Im Kleinen hat Finsterwalder seinen Traum von einem Wunschdorf in Landlmühle bei Rosenheim auf 10000 Quadratmetern bereits verwirklicht. Dort erfreuen sich die Bürger am Erhalt alter Häuser, einer bodenständigen Gastronomie sowie einer Kletterhalle neben einer Metzgerei.

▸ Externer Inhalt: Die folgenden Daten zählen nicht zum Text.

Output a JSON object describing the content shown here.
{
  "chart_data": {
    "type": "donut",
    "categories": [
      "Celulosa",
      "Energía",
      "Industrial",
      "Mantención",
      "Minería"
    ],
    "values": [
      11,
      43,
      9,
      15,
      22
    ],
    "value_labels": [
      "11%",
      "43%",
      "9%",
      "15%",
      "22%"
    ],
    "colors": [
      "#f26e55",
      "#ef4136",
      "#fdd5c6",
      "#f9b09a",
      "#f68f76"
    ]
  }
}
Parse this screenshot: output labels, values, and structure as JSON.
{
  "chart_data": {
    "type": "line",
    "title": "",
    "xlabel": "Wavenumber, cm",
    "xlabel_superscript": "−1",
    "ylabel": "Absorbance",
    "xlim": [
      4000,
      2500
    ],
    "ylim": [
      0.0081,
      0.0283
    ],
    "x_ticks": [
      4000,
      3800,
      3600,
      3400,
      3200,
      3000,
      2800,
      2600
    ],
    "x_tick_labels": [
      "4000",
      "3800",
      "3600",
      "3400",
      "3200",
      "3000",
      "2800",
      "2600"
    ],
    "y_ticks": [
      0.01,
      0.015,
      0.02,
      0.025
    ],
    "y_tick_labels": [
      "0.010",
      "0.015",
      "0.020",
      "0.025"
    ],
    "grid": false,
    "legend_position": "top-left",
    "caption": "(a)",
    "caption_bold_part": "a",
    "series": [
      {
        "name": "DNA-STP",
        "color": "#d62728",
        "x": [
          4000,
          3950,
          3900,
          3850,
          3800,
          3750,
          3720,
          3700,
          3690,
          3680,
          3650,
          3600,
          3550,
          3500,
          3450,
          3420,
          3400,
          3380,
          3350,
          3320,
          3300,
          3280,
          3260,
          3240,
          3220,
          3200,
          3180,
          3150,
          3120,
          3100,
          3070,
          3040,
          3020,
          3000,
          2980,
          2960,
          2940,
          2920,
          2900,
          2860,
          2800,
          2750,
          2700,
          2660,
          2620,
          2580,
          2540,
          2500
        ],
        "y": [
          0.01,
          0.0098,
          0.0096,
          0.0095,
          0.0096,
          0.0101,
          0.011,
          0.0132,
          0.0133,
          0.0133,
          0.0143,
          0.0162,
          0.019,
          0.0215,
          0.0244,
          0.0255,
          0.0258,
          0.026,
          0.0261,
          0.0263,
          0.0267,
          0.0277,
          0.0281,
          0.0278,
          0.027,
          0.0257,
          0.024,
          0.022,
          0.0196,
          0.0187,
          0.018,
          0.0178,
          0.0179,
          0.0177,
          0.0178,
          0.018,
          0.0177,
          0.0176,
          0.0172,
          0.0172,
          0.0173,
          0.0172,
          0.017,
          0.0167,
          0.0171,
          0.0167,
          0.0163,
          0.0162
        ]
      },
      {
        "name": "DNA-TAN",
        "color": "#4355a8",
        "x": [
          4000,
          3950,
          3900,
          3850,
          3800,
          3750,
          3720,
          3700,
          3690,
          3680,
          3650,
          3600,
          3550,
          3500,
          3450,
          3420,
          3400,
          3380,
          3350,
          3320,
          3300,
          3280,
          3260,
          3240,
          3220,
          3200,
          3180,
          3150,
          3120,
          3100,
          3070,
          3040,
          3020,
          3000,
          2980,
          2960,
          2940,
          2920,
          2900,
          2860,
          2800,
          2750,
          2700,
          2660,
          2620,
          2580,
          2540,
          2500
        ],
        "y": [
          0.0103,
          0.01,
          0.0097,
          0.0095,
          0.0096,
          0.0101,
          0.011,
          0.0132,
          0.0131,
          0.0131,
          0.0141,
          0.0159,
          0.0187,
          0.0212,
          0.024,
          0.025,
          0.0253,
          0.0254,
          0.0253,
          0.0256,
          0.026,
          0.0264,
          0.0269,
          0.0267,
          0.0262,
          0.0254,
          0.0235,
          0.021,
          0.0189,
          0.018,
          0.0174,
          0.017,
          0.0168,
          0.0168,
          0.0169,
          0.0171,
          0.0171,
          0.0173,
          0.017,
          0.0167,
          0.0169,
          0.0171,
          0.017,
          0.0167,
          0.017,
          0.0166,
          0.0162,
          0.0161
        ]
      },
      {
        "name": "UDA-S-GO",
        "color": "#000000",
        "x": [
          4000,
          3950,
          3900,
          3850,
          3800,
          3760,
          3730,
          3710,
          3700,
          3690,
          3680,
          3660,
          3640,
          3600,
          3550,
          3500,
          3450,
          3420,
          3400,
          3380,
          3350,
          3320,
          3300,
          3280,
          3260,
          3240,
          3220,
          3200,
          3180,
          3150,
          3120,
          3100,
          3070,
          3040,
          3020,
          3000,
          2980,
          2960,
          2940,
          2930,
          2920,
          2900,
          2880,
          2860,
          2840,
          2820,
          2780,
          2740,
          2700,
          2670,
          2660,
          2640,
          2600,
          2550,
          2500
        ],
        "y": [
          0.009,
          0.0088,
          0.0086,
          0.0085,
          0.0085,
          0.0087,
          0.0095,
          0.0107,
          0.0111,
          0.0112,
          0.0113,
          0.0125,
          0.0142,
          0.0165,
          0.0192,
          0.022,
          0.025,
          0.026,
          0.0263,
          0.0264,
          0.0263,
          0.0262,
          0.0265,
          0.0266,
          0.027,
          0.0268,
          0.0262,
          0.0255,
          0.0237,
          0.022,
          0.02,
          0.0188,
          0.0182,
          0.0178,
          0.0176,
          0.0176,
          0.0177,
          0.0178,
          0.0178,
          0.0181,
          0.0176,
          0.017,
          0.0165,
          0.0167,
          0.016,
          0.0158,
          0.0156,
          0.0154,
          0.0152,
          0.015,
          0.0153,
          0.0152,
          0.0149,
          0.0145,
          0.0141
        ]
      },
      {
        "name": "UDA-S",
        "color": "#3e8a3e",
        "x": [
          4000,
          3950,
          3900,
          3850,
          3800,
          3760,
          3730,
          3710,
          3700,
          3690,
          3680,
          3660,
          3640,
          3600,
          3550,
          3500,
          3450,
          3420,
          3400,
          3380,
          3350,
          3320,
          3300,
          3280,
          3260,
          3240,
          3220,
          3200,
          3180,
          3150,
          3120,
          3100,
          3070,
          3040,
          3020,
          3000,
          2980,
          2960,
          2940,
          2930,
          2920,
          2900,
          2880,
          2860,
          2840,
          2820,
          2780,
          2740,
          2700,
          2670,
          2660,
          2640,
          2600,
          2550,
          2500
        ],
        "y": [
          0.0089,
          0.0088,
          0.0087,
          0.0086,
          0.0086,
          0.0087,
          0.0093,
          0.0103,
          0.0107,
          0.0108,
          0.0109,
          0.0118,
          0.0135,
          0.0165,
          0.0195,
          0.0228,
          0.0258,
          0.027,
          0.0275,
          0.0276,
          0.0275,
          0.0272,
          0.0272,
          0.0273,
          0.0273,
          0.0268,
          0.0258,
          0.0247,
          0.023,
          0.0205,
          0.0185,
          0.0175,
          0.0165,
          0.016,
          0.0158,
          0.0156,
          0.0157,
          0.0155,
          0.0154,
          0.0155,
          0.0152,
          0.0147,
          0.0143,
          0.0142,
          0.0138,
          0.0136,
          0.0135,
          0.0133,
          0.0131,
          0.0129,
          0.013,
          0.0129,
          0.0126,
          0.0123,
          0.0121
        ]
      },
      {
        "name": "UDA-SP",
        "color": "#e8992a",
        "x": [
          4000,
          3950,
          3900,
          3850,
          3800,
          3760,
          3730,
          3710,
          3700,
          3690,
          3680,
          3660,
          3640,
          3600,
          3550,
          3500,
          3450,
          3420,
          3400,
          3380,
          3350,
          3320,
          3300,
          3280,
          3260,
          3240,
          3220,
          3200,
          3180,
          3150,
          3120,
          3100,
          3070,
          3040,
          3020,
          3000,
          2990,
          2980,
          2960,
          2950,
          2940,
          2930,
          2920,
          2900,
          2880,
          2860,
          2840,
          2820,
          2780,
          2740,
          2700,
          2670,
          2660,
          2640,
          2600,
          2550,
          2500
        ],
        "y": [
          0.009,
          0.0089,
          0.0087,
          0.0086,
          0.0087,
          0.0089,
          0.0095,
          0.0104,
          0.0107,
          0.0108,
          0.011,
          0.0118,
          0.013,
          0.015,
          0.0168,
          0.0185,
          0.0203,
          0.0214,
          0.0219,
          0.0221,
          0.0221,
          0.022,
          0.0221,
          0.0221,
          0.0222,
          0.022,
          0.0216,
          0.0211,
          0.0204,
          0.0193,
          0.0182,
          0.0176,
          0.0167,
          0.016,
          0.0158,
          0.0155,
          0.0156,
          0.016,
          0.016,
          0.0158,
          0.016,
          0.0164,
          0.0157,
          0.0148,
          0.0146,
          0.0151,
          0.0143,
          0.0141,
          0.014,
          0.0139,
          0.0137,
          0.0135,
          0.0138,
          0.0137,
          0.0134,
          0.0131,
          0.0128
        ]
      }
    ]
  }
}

AK-Sprecher Steinert verschwieg nicht die Schwierigkeit der Umsetzung solcher Konzepte. Immerhin habe die Gemeinde die Planungshoheit für die künftige Entwicklung und sei insofern in einer besseren Situation. Man sollte aber bedenken, dass sich Übersee schnell von 5000 auf 8000 Bürger vergrößern könnte, wenn die neuen Baugebiete nach den vorläufigen Überlegungen realisiert werden. „Wollen wir das ?“, fragte Steinert. Seiner Meinung geht es bei der Zukunftsentwicklung entsprechend den Bürgerwünschen weniger um das zweckmäßige Bauen mit städteähnlichem Charakter, als vielmehr um den Schutz des Vorhandenen, beispielsweise Seeufer und Bahnhof, um das Kleinteilige und Einfache. Zu klären wären bei diesem „anderen Konzept“ laut Steinert die demografische Entwicklung, das Wohnen von Alten, Jugendlichen und Familien, die ärztliche Versorgung, die Themen Schule, Kindergarten und Kirche, die Bildung, Arbeit und Gewerbe, Freizeit und Erholung sowie die Fragen des Verkehrs mit Fuß- und Radwegen, ÖPNV, Pendlern und Verkehrsverbünden.
Einfache Lösung: „Miteinander reden“
Da alle Anwesenden von dieser umfassenden Zukunftsvision angetan waren, blieb nur die Frage „Wie kommt so ein positiver Prozess in Gang?“ Die einfache Antwort der Stephanskirchener Gäste: „Man muss miteinander reden.“ Dazu brauche es neben einem Ortsplaner auch einen Moderator.